Other conditions may require that people take positive action in order to earn their vouchers. This can range from going to school, working or even participating in relief efforts. In order to protect local labour markets, wages are generally set below market price to “serve as a self–targeting mechanism”[7] Though this may seem perverse, it could be the motivation people need to build up their own future. According to a GECHS report, continuous crises can damage people’s mental strength[8], so this approach could give them control over their lives and reduce their feeling of vulnerability.

By encouraging people to work and study, such programs can begin changing priorities and boost mitigation policies. If locals learn to save funds, use sanitation procedures and implement drought-protection mechanisms (through improved irrigation and different industrial systems)[9], they can become more resistant to natural disasters. Native institutions are essential in this, since they have local knowledge and may have a wider reach in society.

There is of course an underlying issue here, which James Darcy refers to as ‘low absorptive capacity’, entailing that there is little guarantee than funds given to local institutions will be spent effectively.[10] For this very reason, perhaps, a division has been made between disaster management and development.
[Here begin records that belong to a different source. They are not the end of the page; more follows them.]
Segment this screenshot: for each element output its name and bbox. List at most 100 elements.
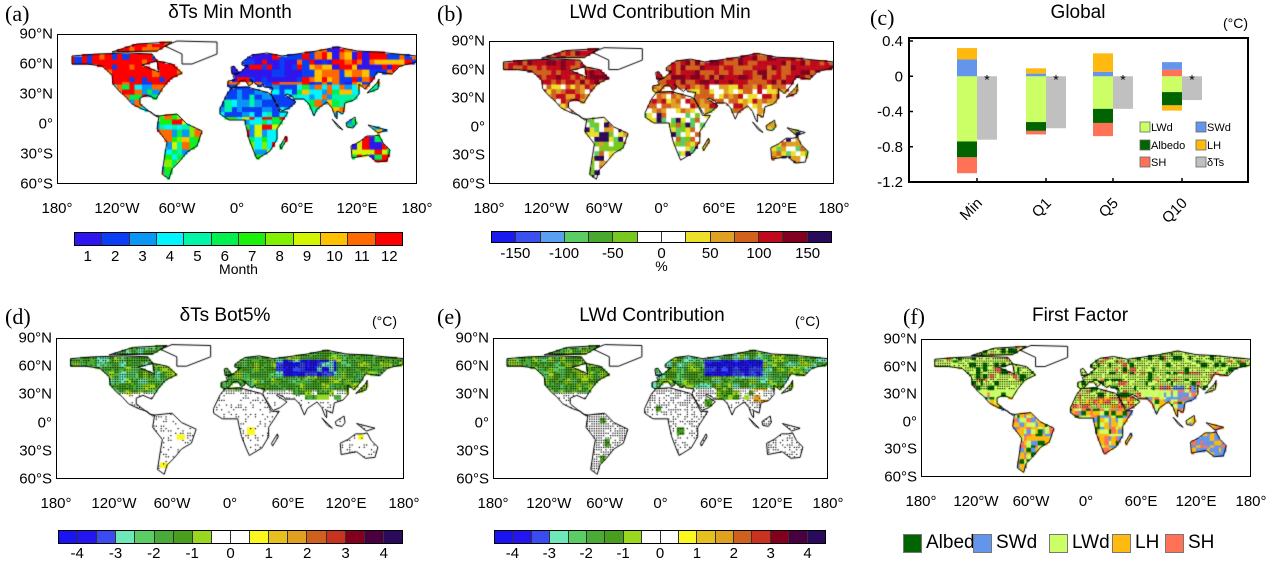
colorbar-label: -2 [579, 545, 593, 562]
colorbar-swatch [154, 531, 174, 543]
significance-marker: * [1189, 71, 1195, 87]
panel-label-f: (f) [903, 304, 925, 329]
colorbar-label: 4 [165, 248, 175, 265]
colorbar-label: -3 [542, 545, 556, 562]
colorbar-label: 50 [701, 245, 719, 262]
colorbar-swatch [348, 233, 376, 245]
colorbar-label: 6 [220, 248, 229, 265]
lon-tick-label: 0° [654, 200, 669, 217]
colorbar-swatch [211, 531, 231, 543]
chart-frame [908, 37, 1249, 183]
bar-sh-min [957, 157, 977, 174]
bar-dts-q10 [1182, 76, 1202, 101]
lat-tick-label: 30°S [884, 440, 917, 458]
legend-label: Albedo [1151, 140, 1185, 152]
bar-swd-q5 [1093, 71, 1113, 77]
significance-marker: * [984, 71, 990, 87]
colorbar-swatch [759, 232, 784, 242]
colorbar-swatch [307, 531, 327, 543]
colorbar-swatch [752, 531, 771, 543]
bar-swd-q1 [1026, 73, 1046, 77]
lat-tick-label: 90°N [451, 32, 485, 50]
colorbar-swatch [326, 531, 346, 543]
lon-tick-label: 180° [812, 495, 844, 512]
lon-tick-label: 180° [477, 495, 509, 512]
colorbar-label: 2 [729, 545, 738, 562]
colorbar-swatch [293, 233, 321, 245]
colorbar-label: 2 [110, 248, 120, 265]
colorbar-swatch [230, 531, 251, 543]
lat-tick-label: 90°N [18, 329, 52, 347]
legend-label: LWd [1072, 532, 1110, 553]
y-tick-label: 0 [895, 68, 903, 85]
colorbar-swatch [97, 531, 117, 543]
legend-swatch-lh [1112, 534, 1131, 553]
colorbar-label: 100 [746, 245, 772, 262]
legend-label: δTs [1207, 157, 1225, 169]
x-tick-label: Q1 [1029, 195, 1055, 221]
lon-tick-label: 180° [818, 200, 850, 217]
colorbar-swatch [623, 531, 643, 543]
lon-tick-label: 120°E [1175, 493, 1217, 510]
legend-swatch-lwd [1049, 534, 1068, 553]
map-frame-a [57, 34, 417, 184]
lat-tick-label: 30°S [19, 442, 52, 460]
colorbar-swatch [637, 232, 662, 242]
colorbar-swatch [345, 531, 365, 543]
colorbar-label: 0 [655, 545, 665, 562]
bar-dts-min [977, 76, 997, 140]
colorbar-swatch [734, 232, 760, 242]
significance-marker: * [1120, 71, 1126, 87]
lat-tick-label: 60°N [18, 357, 52, 375]
bar-dts-q5 [1113, 76, 1133, 109]
x-tick-label: Min [957, 195, 986, 224]
bar-lh-min [957, 48, 977, 60]
lon-tick-label: 60°E [702, 200, 736, 217]
bar-albedo-min [957, 141, 977, 158]
colorbar-swatch [783, 232, 808, 242]
lat-tick-label: 30°N [19, 85, 53, 103]
x-tick-label: Q5 [1096, 195, 1122, 221]
colorbar-unit: % [655, 258, 668, 274]
colorbar-label: 4 [379, 545, 388, 562]
lat-tick-label: 60°S [456, 470, 489, 488]
colorbar-label: -150 [500, 245, 531, 262]
legend-label: SWd [996, 532, 1038, 553]
lat-tick-label: 0° [474, 414, 489, 432]
lat-tick-label: 0° [38, 115, 53, 133]
panel-label-e: (e) [437, 304, 462, 329]
map-a [57, 34, 417, 184]
colorbar-swatch [78, 531, 98, 543]
lon-tick-label: 180° [1235, 493, 1267, 510]
colorbar-swatch [613, 232, 638, 242]
colorbar-swatch [269, 531, 289, 543]
map-d [56, 338, 404, 479]
colorbar-swatch [516, 232, 541, 242]
lat-tick-label: 60°N [455, 357, 489, 375]
colorbar-label: 2 [302, 545, 312, 562]
colorbar-label: 3 [341, 545, 350, 562]
colorbar-swatch [715, 531, 735, 543]
legend-swatch-albedo [903, 534, 922, 553]
y-tick-label: 0.4 [882, 33, 903, 50]
colorbar-label: -4 [70, 545, 84, 562]
colorbar-swatch [678, 531, 698, 543]
lon-tick-label: 120°E [751, 495, 793, 512]
colorbar-swatch [492, 232, 517, 242]
colorbar-label: 1 [83, 248, 92, 265]
lat-tick-label: 30°S [452, 146, 485, 164]
panel-title-e: LWd Contribution [579, 305, 725, 326]
legend-label: SWd [1207, 122, 1231, 134]
lat-tick-label: 30°S [20, 145, 53, 163]
legend-swatch-lwd [1139, 121, 1151, 133]
y-tick-label: -1.2 [877, 174, 903, 191]
colorbar-label: 10 [326, 248, 343, 265]
panel-title-a: δTs Min Month [168, 2, 292, 23]
map-b [489, 41, 834, 184]
lat-tick-label: 0° [37, 414, 52, 432]
bar-sh-q5 [1093, 122, 1113, 137]
lon-tick-label: 180° [905, 493, 937, 510]
colorbar-label: 7 [248, 248, 257, 265]
bar-lh-q1 [1026, 68, 1046, 74]
lon-tick-label: 120°W [953, 493, 999, 510]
As Buchanan-Smith and Maxwell note, “there is little prospect of linking relief and development in countries such as Sudan, where the development aid budget has been slashed, because the country does not comply with political criteria for aid”.[11] However, rather than shrugging our shoulders and directing our efforts to humanitarian aid, we should work to build up relationships and improve the capacity of local authorities.

The simplest way of engaging local institutions is by ensuring that their long-term needs are met, and for this we need to include development criteria in disaster management strategies. Though the media may push for urgent action, sometimes the best response is to take a step back and look at the big picture. On this matter I can agree with my grandfather: we cannot continue to rely on external action figures to sweep in during a crisis. We have to implement long-term strategies that create local leaders, so that their own development reduces their need for foreign aid.
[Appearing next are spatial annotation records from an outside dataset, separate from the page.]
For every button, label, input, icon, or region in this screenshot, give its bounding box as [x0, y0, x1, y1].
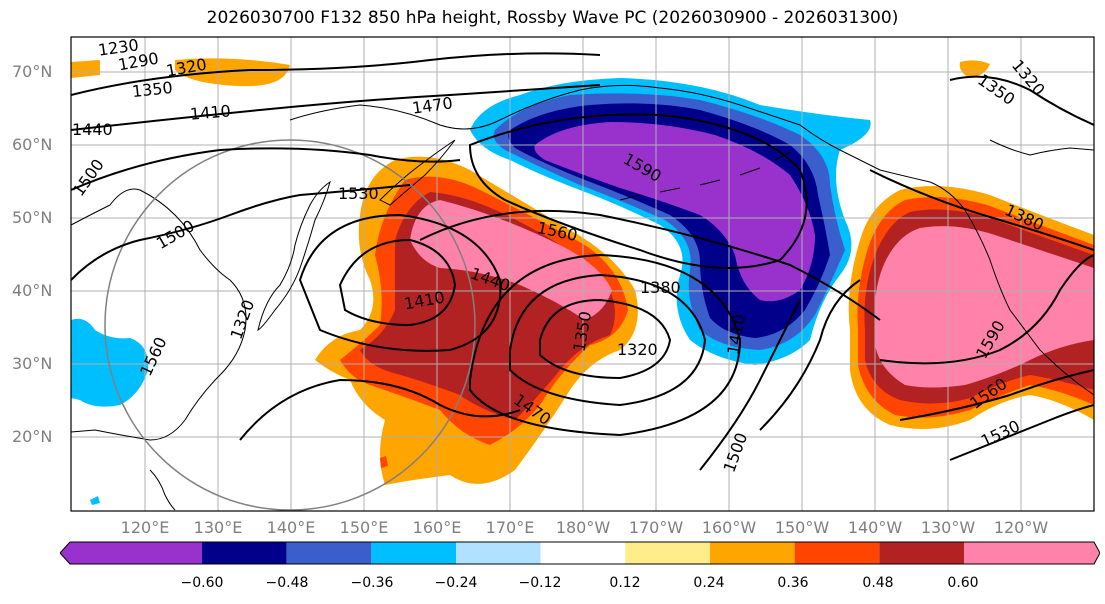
- alaska-coastline: [659, 87, 1094, 396]
- lat-label: 30°N: [12, 354, 53, 373]
- west-coast-detail: [989, 139, 1094, 156]
- contour-line: [239, 378, 521, 441]
- contour-line: [71, 84, 601, 131]
- positive-anomaly-region: [874, 226, 1094, 388]
- colorbar-tick: 0.36: [777, 575, 809, 591]
- lon-label: 160°E: [412, 518, 462, 537]
- colorbar-tick: −0.60: [180, 575, 224, 591]
- contour-line: [298, 213, 502, 352]
- contour-label: 1320: [617, 340, 658, 359]
- philippines-coastline: [149, 469, 176, 511]
- colorbar-tick: −0.48: [265, 575, 309, 591]
- lat-label: 60°N: [12, 135, 53, 154]
- lon-label: 180°W: [555, 518, 611, 537]
- colorbar-tick: −0.24: [434, 575, 478, 591]
- colorbar-swatch: [625, 542, 710, 564]
- coastlines: [71, 84, 1094, 511]
- lon-label: 120°E: [120, 518, 170, 537]
- reference-circle: [104, 139, 476, 511]
- colorbar-swatch: [964, 542, 1100, 564]
- contour-line: [509, 273, 707, 407]
- contour-label: 1410: [189, 101, 232, 124]
- kamchatka-coastline: [379, 139, 456, 206]
- map-title: 2026030700 F132 850 hPa height, Rossby W…: [206, 8, 899, 28]
- colorbar-tick: 0.48: [862, 575, 894, 591]
- colorbar-swatch: [794, 542, 880, 564]
- contour-line: [699, 299, 801, 471]
- colorbar-tick: 0.24: [693, 575, 725, 591]
- contour-line: [71, 147, 461, 191]
- colorbar-swatch: [456, 542, 541, 564]
- map-frame: [70, 36, 1095, 512]
- contour-line: [71, 184, 411, 281]
- colorbar-swatch: [60, 542, 202, 564]
- contour-line: [419, 209, 881, 321]
- positive-anomaly-region: [71, 60, 100, 78]
- asia-coastline: [71, 188, 247, 441]
- contour-line: [949, 404, 1094, 461]
- contour-line: [469, 253, 742, 437]
- contour-line: [759, 279, 861, 431]
- colorbar-swatch: [202, 542, 287, 564]
- colorbar-outline: [60, 541, 1100, 565]
- colorbar-tick: 0.12: [609, 575, 641, 591]
- positive-anomaly-region: [959, 60, 990, 78]
- contour-line: [71, 52, 601, 96]
- lon-label: 140°E: [266, 518, 316, 537]
- contour-line: [539, 298, 672, 380]
- lon-label: 130°E: [193, 518, 243, 537]
- positive-anomaly-region: [410, 200, 612, 320]
- lon-label: 160°W: [701, 518, 757, 537]
- colorbar-swatch: [879, 542, 964, 564]
- colorbar-swatch: [286, 542, 372, 564]
- negative-anomaly-region: [90, 496, 100, 505]
- lon-label: 150°W: [774, 518, 830, 537]
- lat-label: 40°N: [12, 281, 53, 300]
- colorbar-swatch: [540, 542, 626, 564]
- lat-label: 70°N: [12, 62, 53, 81]
- contour-label: 1380: [640, 278, 681, 297]
- contour-label: 1440: [72, 120, 113, 139]
- negative-anomaly-region: [534, 122, 815, 302]
- lon-label: 150°E: [339, 518, 389, 537]
- lat-label: 20°N: [12, 427, 53, 446]
- height-contours: [71, 52, 1094, 471]
- colorbar-tick: −0.36: [350, 575, 394, 591]
- contour-line: [879, 254, 1094, 365]
- contour-line: [869, 169, 1094, 251]
- siberia-coastline: [289, 84, 661, 130]
- lon-label: 140°W: [847, 518, 903, 537]
- lat-label: 50°N: [12, 208, 53, 227]
- contour-line: [338, 238, 457, 327]
- colorbar-tick: −0.12: [518, 575, 562, 591]
- lon-label: 130°W: [920, 518, 976, 537]
- japan-coastline: [257, 180, 331, 331]
- colorbar-swatches: [60, 541, 1100, 565]
- colorbar-swatch: [710, 542, 795, 564]
- positive-anomaly-region: [380, 456, 388, 468]
- lon-label: 120°W: [993, 518, 1049, 537]
- aleutian-islands: [619, 151, 791, 201]
- colorbar-swatch: [371, 542, 456, 564]
- colorbar-tick: 0.60: [947, 575, 979, 591]
- lon-label: 170°E: [485, 518, 535, 537]
- contour-line: [949, 75, 1094, 126]
- colorbar: [60, 541, 1100, 565]
- contour-line: [468, 113, 808, 269]
- lon-label: 170°W: [628, 518, 684, 537]
- contour-line: [899, 369, 1094, 421]
- contour-label: 1530: [338, 184, 379, 203]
[1] Maxwell, S., & Buchanan-Smith, M. (1994). Linking relief and development: An introduction and overview. In M. Buchanan-Smith (Ed.), IDS Bulletin (4 ed., Vol. 25, pp. 2-16).

[2] Strömberg, D. (2007). Natural disasters, economic development, and humanitarian aid. In Journal of Economic Perspectives (3 ed., Vol. 21, p. 199 –222).

[3] McMillan, C. (1998). Natural disasters: Prepare, mitigate, manage. In EIS: Digests of Environmental Impact Statements. CSA.

[4] Maxwell, S., & Buchanan-Smith, M. (1994). Linking relief and development: An introduction and overview. In M. Buchanan-Smith (Ed.), IDS Bulletin (4 ed., Vol. 25, pp. 2-16).

[5] Ibid.

[6]Guarnieri, V. et al. (2009). Cash and vouchers manual. Rome: United Nations World Food Programme

[7]Ibid.

[8] O’Brien, K. et al. (2008). Disaster risk reduction, climate change adaptation and human security. In Report for Norwegian Ministry of Foreign Affairs (3, 2008). University of Oslo.

[9] Maxwell, S., & Buchanan-Smith, M. (1994). Linking relief and development: An introduction and overview. In M. Buchanan-Smith (Ed.), IDS Bulletin (4 ed., Vol. 25, pp. 2-16).

[10] Darcy, J. (2008). The MDGs and the humanitarian–development divide. Overseas Development Institute. London.

[11] Maxwell, S., & Buchanan-Smith, M. (1994). Linking relief and development: An introduction and overview. In M. Buchanan-Smith (Ed.), IDS Bulletin (4 ed., Vol. 25, pp. 2-16).